Thứ Ba, 19 tháng 8, 2014

Pinewood Studios Film Restoration Magic

Have you ever wondered what became of a favourite film from your childhood? One that you had loved at the time and then never saw again?  You might soon find out because at Pinewood Studios in Iver Heath England, the Film Restoration department is hard at work digitally restoring old films for redistribution to be seen again in all their original glory.
The film in question for me was a 1976 musical called The Slipper and the Rose, a live action re-imagining of Cinderella starring Richard Chamberlain with songs by the Sherman brothers(Mary Poppins, Chitty Chitty Bang Bang) and a supporting cast packed with stars of British film and stage.  At the age of 12, I had seen it in a Hamilton Ontario movie theatre and then never again. In the days before video and DVD, if a film didn’t make it to television after its theatrical release, it just languished in a vault somewhere.
            
As the author of this film blog, I was fascinated to learn that a recent restoration of The Slipper and the Rose was done at Pinewood Studios, where the film was originally shot in 1975. I was able to stop by Pinewood on a recent trip to England to find out how the remastering and restoration of these old films are done.
The Day The Earth Caught Fire from 1961, recently restored at Pinewood Studios
In a quiet little building behind the giant sound stages of the James Bond and Star Wars films sits the Pinewood Media Preservation and Restoration Department. When I arrived, they were screening a little Sci-Fi gem from 1961 called The Day the Earth Caught Fire for some British Film Institute execs for their new Sci-Fi series Days of Fear and Wonder. Although it had the look of an old black and white American Sci-Fi classic from the 1950s, the accents and the snappy dialogue were unmistakably English.  
BFI Sci-Fi film series
After the screening, I was able to talk with Charles Fairall, Head of Conservation at the British Film Institute about their collaboration with Pinewood. The BFI has an incredible wealth of vintage films in its archives which it is gradually preserving and putting on the internet to be rediscovered and enjoyed via their BFI Playeror on the BFI YouTube channel
Film being digitally photographed frame by frame
Although most of these old films (some dating back over a century) are just digitized for access by the public, some such as The Day The Earth Caught Fire are meticulously remastered and restored first. 
Pinewood technicians restoring film one frame at a time
After the film is transferred to digital frame by frame, it then proceeds to the technicians in the next room where each individual frame is cleaned using software called PFClean.  A few deft clicks of the mouse by these skilled techs and then on to the next frame they go.

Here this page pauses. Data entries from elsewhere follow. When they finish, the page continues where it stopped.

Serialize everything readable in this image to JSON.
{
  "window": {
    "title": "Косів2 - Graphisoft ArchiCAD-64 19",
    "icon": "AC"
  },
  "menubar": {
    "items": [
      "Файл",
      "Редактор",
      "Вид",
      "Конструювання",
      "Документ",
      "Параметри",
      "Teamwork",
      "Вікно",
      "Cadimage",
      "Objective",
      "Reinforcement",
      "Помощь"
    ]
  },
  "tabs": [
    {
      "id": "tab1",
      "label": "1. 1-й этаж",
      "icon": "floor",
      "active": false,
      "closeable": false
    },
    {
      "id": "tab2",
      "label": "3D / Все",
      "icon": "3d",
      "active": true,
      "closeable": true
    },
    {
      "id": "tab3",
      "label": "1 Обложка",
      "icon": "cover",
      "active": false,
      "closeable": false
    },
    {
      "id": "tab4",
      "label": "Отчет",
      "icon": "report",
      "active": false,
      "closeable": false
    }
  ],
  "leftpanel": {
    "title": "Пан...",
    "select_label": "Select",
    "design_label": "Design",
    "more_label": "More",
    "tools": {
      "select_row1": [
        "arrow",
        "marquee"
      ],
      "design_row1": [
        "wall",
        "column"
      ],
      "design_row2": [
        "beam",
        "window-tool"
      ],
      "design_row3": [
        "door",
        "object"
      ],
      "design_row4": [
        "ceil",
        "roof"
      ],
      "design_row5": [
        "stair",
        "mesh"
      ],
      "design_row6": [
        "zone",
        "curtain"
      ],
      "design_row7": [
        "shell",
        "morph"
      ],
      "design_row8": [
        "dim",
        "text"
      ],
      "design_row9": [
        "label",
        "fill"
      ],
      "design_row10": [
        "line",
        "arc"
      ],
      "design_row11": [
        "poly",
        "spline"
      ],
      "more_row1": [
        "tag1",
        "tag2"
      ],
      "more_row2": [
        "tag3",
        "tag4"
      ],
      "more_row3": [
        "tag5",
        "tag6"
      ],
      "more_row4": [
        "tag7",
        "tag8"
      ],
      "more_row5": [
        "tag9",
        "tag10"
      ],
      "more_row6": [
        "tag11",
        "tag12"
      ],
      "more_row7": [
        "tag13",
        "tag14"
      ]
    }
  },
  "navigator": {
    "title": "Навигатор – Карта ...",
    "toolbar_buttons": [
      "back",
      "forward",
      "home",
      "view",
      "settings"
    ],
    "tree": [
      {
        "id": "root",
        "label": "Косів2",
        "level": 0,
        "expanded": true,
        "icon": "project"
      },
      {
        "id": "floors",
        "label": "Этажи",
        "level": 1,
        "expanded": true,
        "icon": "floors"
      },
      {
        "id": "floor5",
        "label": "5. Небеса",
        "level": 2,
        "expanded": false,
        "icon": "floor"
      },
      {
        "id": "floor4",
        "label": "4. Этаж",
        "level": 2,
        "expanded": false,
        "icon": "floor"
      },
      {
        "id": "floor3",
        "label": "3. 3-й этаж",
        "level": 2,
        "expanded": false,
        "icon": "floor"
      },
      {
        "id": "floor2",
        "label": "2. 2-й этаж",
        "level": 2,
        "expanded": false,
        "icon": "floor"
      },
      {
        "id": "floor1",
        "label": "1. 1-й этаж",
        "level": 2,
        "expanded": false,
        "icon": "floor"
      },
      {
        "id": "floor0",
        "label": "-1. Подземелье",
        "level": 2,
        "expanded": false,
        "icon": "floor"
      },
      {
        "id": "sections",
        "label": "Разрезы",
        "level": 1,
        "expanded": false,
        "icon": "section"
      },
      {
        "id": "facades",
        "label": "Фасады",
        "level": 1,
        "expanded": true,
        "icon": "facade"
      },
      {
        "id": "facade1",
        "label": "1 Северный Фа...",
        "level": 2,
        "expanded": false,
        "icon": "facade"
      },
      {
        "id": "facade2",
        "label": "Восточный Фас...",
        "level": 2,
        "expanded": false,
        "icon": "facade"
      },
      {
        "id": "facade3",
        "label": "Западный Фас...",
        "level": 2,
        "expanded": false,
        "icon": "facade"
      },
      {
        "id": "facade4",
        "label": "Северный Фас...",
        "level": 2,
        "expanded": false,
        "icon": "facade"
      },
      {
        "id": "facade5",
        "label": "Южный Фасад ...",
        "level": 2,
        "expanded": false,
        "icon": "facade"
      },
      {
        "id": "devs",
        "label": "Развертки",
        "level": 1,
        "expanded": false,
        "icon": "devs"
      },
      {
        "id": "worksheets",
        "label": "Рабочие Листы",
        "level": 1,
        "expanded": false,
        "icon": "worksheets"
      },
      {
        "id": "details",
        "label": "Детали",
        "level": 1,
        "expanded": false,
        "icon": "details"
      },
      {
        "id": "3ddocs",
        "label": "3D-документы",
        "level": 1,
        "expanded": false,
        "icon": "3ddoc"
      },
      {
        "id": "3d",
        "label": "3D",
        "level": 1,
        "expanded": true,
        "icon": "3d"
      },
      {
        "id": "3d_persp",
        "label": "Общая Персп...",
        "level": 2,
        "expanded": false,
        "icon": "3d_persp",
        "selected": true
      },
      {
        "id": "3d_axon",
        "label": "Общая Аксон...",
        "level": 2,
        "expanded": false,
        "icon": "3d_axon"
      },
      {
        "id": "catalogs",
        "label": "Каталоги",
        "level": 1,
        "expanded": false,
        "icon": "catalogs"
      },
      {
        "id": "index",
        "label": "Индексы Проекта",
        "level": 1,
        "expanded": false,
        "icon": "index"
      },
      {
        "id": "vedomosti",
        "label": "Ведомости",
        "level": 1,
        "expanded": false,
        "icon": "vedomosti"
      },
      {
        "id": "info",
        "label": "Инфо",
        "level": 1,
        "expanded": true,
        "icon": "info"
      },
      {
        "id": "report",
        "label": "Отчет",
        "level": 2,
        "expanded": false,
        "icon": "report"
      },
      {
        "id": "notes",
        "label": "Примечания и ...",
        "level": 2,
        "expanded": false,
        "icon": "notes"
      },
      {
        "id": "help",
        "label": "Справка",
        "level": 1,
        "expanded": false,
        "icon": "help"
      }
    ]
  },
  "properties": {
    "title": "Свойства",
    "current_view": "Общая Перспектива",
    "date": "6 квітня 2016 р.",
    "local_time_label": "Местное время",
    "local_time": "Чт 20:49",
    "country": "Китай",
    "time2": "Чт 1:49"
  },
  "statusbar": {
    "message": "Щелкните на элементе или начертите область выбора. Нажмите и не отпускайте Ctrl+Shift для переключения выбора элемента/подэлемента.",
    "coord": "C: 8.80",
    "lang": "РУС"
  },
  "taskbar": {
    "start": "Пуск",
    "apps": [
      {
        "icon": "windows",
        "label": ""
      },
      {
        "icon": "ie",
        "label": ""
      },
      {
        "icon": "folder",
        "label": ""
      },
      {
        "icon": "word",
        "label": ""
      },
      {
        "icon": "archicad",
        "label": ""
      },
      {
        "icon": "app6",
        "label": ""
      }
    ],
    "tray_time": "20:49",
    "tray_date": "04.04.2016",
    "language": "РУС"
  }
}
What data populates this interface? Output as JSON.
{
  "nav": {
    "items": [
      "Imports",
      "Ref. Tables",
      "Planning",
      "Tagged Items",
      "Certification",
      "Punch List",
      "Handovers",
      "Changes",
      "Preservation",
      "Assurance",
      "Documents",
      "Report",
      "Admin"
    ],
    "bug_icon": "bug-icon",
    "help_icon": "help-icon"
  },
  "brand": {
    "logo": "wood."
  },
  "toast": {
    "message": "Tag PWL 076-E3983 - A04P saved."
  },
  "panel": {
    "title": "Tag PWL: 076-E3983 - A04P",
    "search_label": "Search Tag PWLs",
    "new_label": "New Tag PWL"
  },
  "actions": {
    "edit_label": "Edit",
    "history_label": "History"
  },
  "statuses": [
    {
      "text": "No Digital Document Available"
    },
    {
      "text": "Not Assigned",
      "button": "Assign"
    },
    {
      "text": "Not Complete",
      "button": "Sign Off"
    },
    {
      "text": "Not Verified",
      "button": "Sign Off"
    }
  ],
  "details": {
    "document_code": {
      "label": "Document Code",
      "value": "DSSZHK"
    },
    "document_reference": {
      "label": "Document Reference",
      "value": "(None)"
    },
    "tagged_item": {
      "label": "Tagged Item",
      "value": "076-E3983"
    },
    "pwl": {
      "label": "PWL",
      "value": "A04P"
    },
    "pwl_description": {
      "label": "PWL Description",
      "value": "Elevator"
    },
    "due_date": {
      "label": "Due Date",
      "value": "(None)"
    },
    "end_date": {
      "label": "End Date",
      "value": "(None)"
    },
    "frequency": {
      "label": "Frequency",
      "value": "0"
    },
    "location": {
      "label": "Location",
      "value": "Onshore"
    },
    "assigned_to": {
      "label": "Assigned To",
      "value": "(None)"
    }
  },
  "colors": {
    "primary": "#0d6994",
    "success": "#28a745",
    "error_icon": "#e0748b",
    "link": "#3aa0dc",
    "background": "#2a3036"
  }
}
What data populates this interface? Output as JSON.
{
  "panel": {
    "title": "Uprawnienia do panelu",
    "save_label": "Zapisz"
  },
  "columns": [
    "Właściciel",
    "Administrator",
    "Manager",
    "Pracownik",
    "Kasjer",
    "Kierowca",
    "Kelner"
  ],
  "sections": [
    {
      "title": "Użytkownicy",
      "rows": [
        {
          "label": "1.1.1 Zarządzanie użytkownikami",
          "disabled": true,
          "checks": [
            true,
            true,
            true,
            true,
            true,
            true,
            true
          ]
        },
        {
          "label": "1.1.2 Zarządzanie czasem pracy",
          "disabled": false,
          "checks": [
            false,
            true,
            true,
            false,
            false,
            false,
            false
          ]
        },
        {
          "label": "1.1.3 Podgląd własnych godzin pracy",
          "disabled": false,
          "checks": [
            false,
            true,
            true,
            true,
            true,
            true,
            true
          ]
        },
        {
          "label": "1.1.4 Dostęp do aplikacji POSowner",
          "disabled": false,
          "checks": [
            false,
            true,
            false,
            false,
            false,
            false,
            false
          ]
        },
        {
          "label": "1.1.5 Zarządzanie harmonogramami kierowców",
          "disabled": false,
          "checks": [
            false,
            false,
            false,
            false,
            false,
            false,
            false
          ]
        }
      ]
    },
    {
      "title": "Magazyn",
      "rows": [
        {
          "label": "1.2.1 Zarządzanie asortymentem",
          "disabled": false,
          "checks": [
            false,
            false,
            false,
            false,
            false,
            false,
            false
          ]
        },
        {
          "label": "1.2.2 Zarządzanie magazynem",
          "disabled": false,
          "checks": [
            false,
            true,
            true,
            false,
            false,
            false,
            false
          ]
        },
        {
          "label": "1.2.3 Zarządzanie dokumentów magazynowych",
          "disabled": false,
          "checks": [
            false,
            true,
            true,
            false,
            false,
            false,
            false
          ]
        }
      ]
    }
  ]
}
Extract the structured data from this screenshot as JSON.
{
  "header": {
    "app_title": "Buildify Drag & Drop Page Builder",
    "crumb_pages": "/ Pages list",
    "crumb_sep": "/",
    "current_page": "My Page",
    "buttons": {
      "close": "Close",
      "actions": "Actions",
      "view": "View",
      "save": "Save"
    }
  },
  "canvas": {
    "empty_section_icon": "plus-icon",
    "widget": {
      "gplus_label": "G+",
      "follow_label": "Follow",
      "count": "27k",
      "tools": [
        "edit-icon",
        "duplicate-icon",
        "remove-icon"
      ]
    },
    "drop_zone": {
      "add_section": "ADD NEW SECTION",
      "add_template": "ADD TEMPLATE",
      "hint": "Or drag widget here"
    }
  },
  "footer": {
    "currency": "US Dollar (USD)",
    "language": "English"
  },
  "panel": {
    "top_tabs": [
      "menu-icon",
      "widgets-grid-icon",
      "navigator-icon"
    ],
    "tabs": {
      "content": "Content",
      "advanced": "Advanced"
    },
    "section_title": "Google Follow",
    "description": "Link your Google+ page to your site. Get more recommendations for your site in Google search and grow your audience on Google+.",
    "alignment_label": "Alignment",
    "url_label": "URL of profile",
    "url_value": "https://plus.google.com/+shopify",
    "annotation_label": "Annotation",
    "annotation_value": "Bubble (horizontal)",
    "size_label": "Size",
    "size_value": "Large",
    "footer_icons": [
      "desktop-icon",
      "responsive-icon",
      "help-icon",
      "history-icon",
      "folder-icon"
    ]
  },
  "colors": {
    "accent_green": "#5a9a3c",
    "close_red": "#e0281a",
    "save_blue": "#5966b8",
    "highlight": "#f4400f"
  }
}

The sound can also be restored so that the audio does justice to the restored visual.
Rude Boy film from 1980, recently restored at Pinewood Studios
In another part of this beehive of activity, they were putting the finishing touches on the restoration of the 1980 film Rude Boy, a partly fictional rockumentary about a fan of The Clash who leaves his job in a Soho sex shop to be a roadie for the band.
Jon Mann, Technical Restoration Manager at Pinewood Studios
Although I was in high school in 1980 when Rude Boy was first released, my tastes even then tended more toward period drama than rockumentary. So I was delighted when Jon Mann, the Technical Restoration Manager at Pinewood told me he had found an old box of Slipper and The Rose miscellany which I was welcome to peruse for my research. 
Original film score for The Slipper and the Rose
Although mostly consisting of folders of correspondence and documents relating to the film's distribution worldwide, there were old posters, colour and black and white stills from the filming at Pinewood and on location in Austria and even huge sheets of original film score, written in pencil (with erasures) which I assume was in the hand of Angela Morley who scored and conducted the Sherman brothers’ brilliant songs.
The Slipper and the Rose still photo (the bridge behind Cinderella and The Fairy Godmother is still in the back lot of Pinewood!)
When Jon came back to find me poring over a filming schedule from 1975, he suggested I might like to wander out to the Pinewood gardens where the bridge and pond appearing in the film still exists. Pinewood Studios was built on a former country estate which gave them a huge garden and an old stately home as well as the land to build sound stages, offices and storage spaces. Sure enough the bridge and pond were there, surrounded by acres of garden and with only a few Pinewood employees having an informal meeting over a picnic lunch.

Japanese theatre poster for The Slipper and the Rose

After a last look at an amazing Japanese Slipper and The Rose poster, I thanked both Jon Mann and Patrick Wilbraham (Technical Operations Manager)who had graciously given me their time and access to their archive. I expect this part of Pinewood Studios will get ever busier as so many old and beloved films wait like Cinderella for their magical transformation.